There are certainly instants where Harley’s manic characteristics took away from the movie, however. The movie jumps back-and-forth with its timeline, sometimes jumping to scenes, then backtracking to explain each character’s motivations. This would be fine if it was a minute-long explanation, but there were moments where we would get an action scene, the film would stop on a freeze-frame while Harley makes a joke and then we would spend ten minutes setting up the action scene that we just saw. It was not the worst offense, but the scene placement could have been played with in order to make scenes feel less tedious.

One thing that I took no issue with, however, were the actors involved in the film. Black Mask and Victor Zsasz were incredibly fitting choices for villains in this type of DC movie (they are not seemingly all-powerful deities, which is a major plus), and Ewan McGregor and especially Chris Messina knocked it out of the park with their respective approaches to these roles.

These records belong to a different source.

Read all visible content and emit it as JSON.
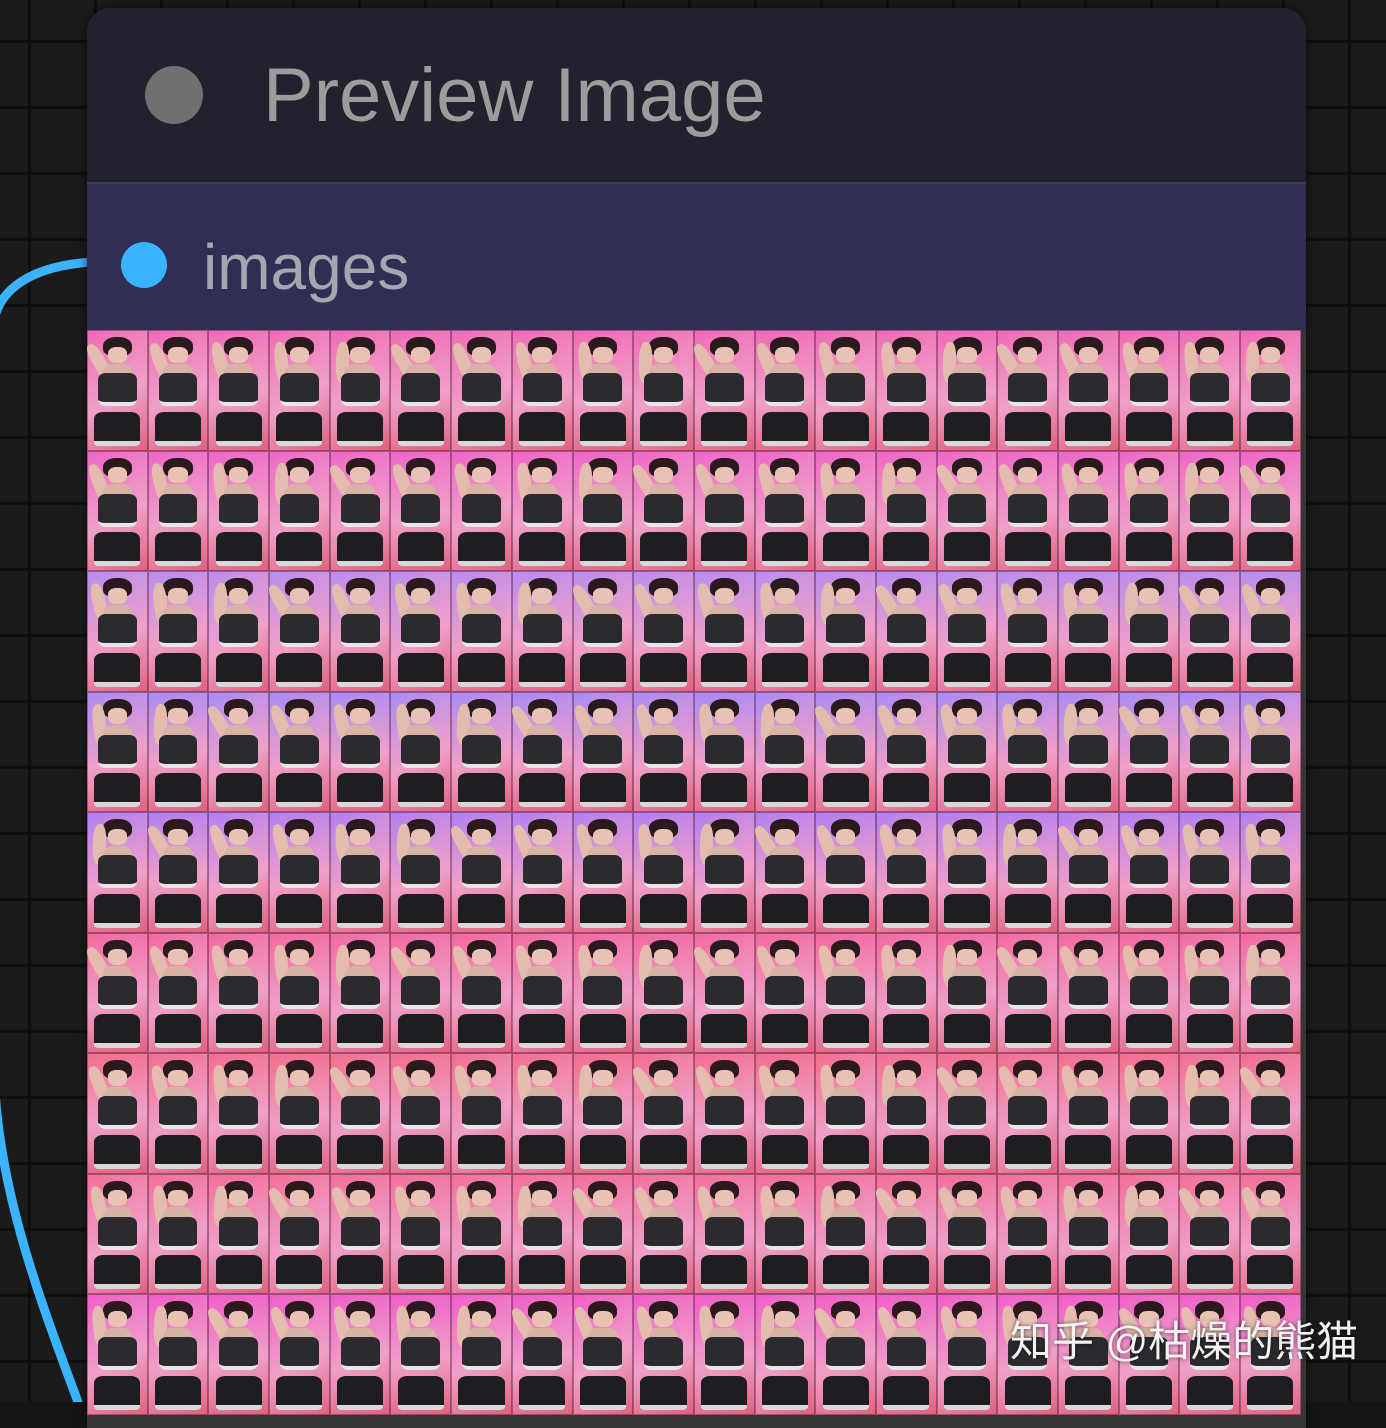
{
  "node": {
    "title": "Preview Image",
    "input_label": "images",
    "header_color": "#22222f",
    "slot_bg_color": "#2f2f55",
    "slot_dot_color": "#3ab4ff",
    "collapse_dot_color": "#707070"
  },
  "link": {
    "color": "#3ab4ff"
  },
  "preview": {
    "columns": 20,
    "rows": 9,
    "frame_tints": [
      "#f06ab6",
      "#ee66c8",
      "#b88cf0",
      "#a98af5",
      "#b27ef2",
      "#f2679c",
      "#f26c8c",
      "#f26d9a",
      "#f05cc8"
    ]
  },
  "watermark": {
    "text": "知乎 @枯燥的熊猫"
  }
}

McGregor plays the spoiled rich kid with killer tendencies to a tee (the scene where Black Mask interacts with Mr. Keo’s family is so cold I burst out laughing in the theater), and his hyperactive demeanor matches well with the monotone delivery of Messina’s Zsasz, a character I never thought I would see in a movie and am glad was given this level of care and screen time.

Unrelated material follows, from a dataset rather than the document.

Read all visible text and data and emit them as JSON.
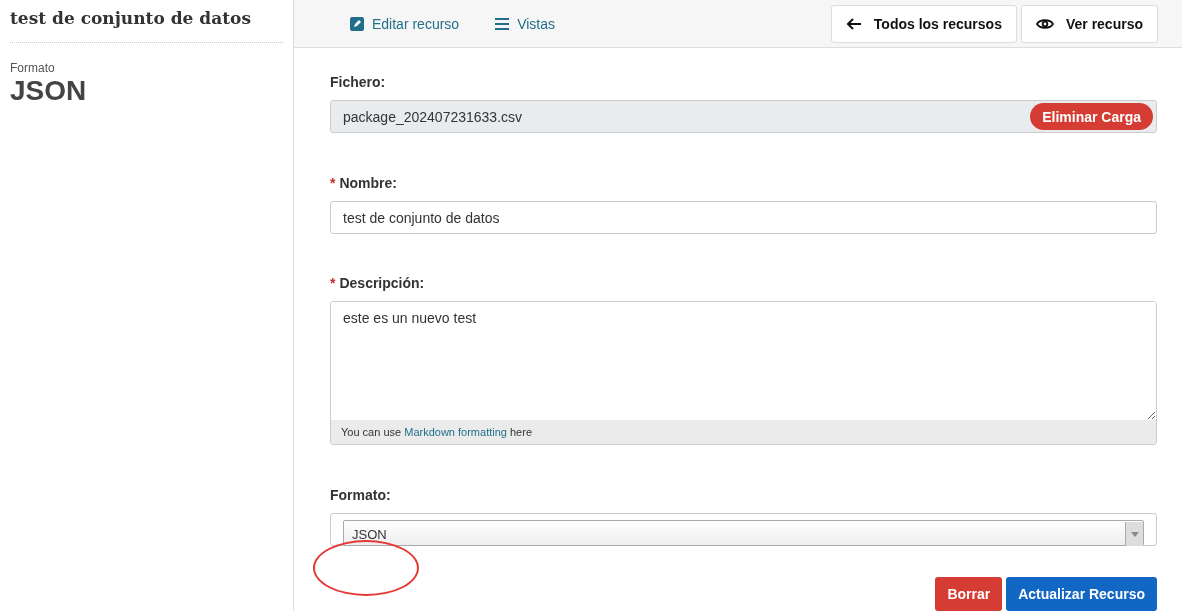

This image released by Warner Bros. Pictures shows, from left, Rosie Perez, Mary Elizabeth Winstead, Margot Robbie, Ella Jay Basco and Jurnee Smollett-Bell in a scene from “Birds of Prey.” (Claudette Barius/Warner Bros. Pictures) USA.

I also think Jurnee Smollet-Bell and Mary Elizabeth Winstead were great in their roles as Black Canary and Huntress, respectively, and Winstead brought a style of humor to this film that was just as playfully awkward as one would expect from her previous roles as Ramona Flowers in “Scott Pilgrim vs. The World” and Gwen Grayson in “Sky High” (though I do wish she was in the film more than she was).

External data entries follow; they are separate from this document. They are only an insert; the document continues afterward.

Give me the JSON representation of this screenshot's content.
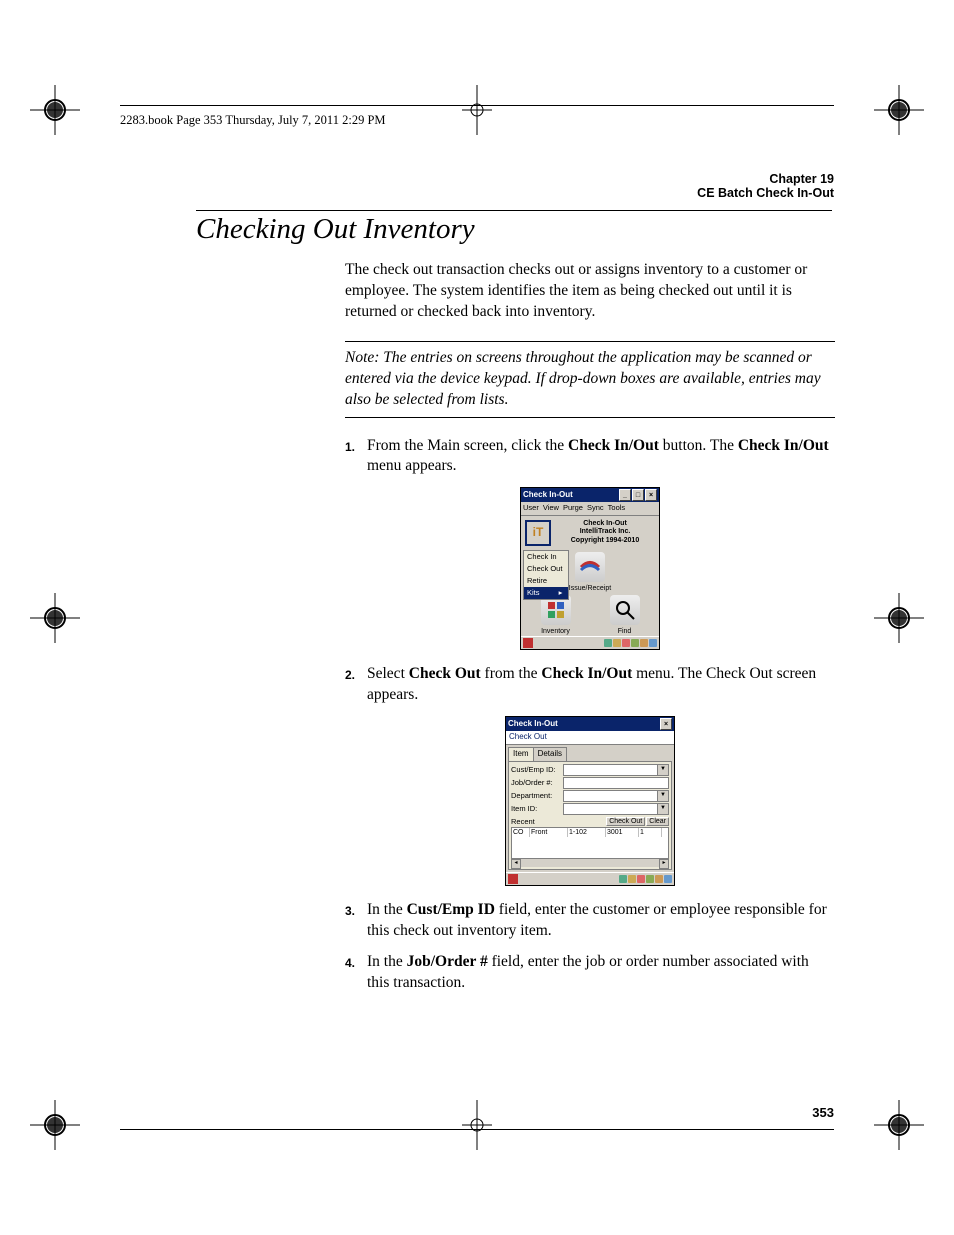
{
  "header": "2283.book  Page 353  Thursday, July 7, 2011  2:29 PM",
  "chapter": {
    "num": "Chapter 19",
    "title": "CE Batch Check In-Out"
  },
  "page_title": "Checking Out Inventory",
  "intro": "The check out transaction checks out or assigns inventory to a customer or employee. The system identifies the item as being checked out until it is returned or checked back into inventory.",
  "note": "Note:   The entries on screens throughout the application may be scanned or entered via the device keypad. If drop-down boxes are available, entries may also be selected from lists.",
  "steps": {
    "s1": {
      "n": "1.",
      "pre": "From the Main screen, click the ",
      "b1": "Check In/Out",
      "mid": " button. The ",
      "b2": "Check In/Out",
      "post": " menu appears."
    },
    "s2": {
      "n": "2.",
      "pre": "Select ",
      "b1": "Check Out",
      "mid": " from the ",
      "b2": "Check In/Out",
      "post": " menu. The Check Out screen appears."
    },
    "s3": {
      "n": "3.",
      "pre": "In the ",
      "b1": "Cust/Emp ID",
      "post": " field, enter the customer or employee responsible for this check out inventory item."
    },
    "s4": {
      "n": "4.",
      "pre": "In the ",
      "b1": "Job/Order #",
      "post": " field, enter the job or order number associated with this transaction."
    }
  },
  "app1": {
    "title": "Check In-Out",
    "menus": [
      "User",
      "View",
      "Purge",
      "Sync",
      "Tools"
    ],
    "brand": {
      "l1": "Check In-Out",
      "l2": "IntelliTrack Inc.",
      "l3": "Copyright 1994-2010"
    },
    "popup": [
      "Check In",
      "Check Out",
      "Retire",
      "Kits"
    ],
    "cells": {
      "c1": "Issue/Receipt",
      "c2": "Inventory",
      "c3": "Find"
    }
  },
  "app2": {
    "title": "Check In-Out",
    "sub": "Check Out",
    "tabs": [
      "Item",
      "Details"
    ],
    "labels": {
      "cust": "Cust/Emp ID:",
      "job": "Job/Order #:",
      "dept": "Department:",
      "item": "Item ID:"
    },
    "btns": {
      "recent": "Recent",
      "checkout": "Check Out",
      "clear": "Clear"
    },
    "grid": {
      "row": [
        "CO",
        "Front",
        "1-102",
        "3001",
        "1"
      ]
    }
  },
  "page_num": "353"
}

Margot Robbie does a good job transitioning to a full main character in this film, but I will say that if you were not a fan of Harley Quinn the first time around, you will not like her anymore this time around. The humor of the film does a lot of dunking on Harley’s character and her relationship with “Mr. J” early in the film, which may sound fun for her detractors, but it is all to set up her growth into an independent woman, so the initial jokes probably are not the best selling point for an anti-Harley crowd.

One mistake that I do think the film made was shooting for an R-rating, as the style of this film is perfect for a middle school/high school audience, sans the gratuitous F-bombs. Except for when used by the villains and Ella Jay Basco (who was also stellar as Cassandra Cain), a lot of the language felt a bit forced, as if the film was a 10-year-old who is just starting to rebel against her puritan parents. The gore was only “a lot” in one scene early on when Zsasz is introduced, but it is not so much that I think the movie had to be rated R.

Overall, I believe that “Birds of Prey” is a really fun movie, and it did a lot to fix the issues that “Suicide Squad” had. This movie did a great job of getting me excited for the upcoming soft reboot of “The Suicide Squad” being directed by James Gunn.